Pair Corralation between First Trust and Calamos ETF
Given the investment horizon of 90 days First Trust Cboe is expected to generate 1.78 times more return on investment than Calamos ETF. However, First Trust is 1.78 times more volatile than Calamos ETF Trust. It trades about 0.12 of its potential returns per unit of risk. Calamos ETF Trust is currently generating about 0.19 per unit of risk. If you would invest 2,271 in First Trust Cboe on August 26, 2024 and sell it today you would earn a total of 779.00 from holding First Trust Cboe or generate 34.3% return on investment over 90 days.
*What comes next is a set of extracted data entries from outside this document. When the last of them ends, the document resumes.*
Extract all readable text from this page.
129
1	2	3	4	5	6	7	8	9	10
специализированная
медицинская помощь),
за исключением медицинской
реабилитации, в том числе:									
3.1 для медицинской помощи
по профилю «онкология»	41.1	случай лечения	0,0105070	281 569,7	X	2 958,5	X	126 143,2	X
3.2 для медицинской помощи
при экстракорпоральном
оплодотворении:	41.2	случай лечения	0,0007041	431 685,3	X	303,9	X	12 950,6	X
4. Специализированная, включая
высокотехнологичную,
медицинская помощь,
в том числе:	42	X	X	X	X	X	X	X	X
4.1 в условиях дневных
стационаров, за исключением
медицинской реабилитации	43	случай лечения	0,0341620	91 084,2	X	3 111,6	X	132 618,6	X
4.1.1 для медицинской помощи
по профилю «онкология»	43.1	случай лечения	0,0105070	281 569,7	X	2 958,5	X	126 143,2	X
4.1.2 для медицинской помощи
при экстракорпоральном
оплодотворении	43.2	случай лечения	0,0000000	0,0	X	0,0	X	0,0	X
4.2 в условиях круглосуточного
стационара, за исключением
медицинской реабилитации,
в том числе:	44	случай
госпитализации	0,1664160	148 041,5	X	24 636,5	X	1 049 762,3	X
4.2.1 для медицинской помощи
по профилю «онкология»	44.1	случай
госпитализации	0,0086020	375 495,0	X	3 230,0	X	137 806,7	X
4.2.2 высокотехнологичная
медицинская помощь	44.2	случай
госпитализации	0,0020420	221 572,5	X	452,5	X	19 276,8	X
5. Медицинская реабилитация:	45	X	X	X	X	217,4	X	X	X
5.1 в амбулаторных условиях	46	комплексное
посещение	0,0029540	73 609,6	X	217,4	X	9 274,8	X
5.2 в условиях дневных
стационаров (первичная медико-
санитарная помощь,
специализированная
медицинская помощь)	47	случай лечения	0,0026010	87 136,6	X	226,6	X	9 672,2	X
Time Period | 3 Months [change] |
Direction | Moves Together |
Strength | Very Strong |
Accuracy | 20.93% |
Values | Daily Returns |
First Trust Cboe vs. Calamos ETF Trust
Performance |
Timeline |
First Trust Cboe |
Calamos ETF Trust |
First Trust and Calamos ETF Volatility Contrast
Predicted Return Density |
Returns |
Pair Trading with First Trust and Calamos ETF
The main advantage of trading using opposite First Trust and Calamos ETF positions is that it hedges away some unsystematic risk. Because of two separate transactions, even if First Trust position performs unexpectedly, Calamos ETF can make up some of the losses. Pair trading also minimizes risk from directional movements in the market. For example, if an entire industry or sector drops because of unexpected headlines, the short position in Calamos ETF will offset losses from the drop in Calamos ETF's long position.The idea behind First Trust Cboe and Calamos ETF Trust pairs trading is to make the combined position market-neutral, meaning the overall market's direction will not affect its win or loss (or potential downside or upside). This can be achieved by designing a pairs trade with two highly correlated stocks or equities that operate in a similar space or sector, making it possible to obtain profits through simple and relatively low-risk investment.Calamos ETF vs. Dimensional ETF Trust | Calamos ETF vs. Vanguard Small Cap Index | Calamos ETF vs. First Trust Multi Manager | Calamos ETF vs. Vanguard SP Small Cap |
Check out your portfolio center.Note that this page's information should be used as a complementary analysis to find the right mix of equity instruments to add to your existing portfolios or create a brand new portfolio. You can also try the Stock Tickers module to use high-impact, comprehensive, and customizable stock tickers that can be easily integrated to any websites.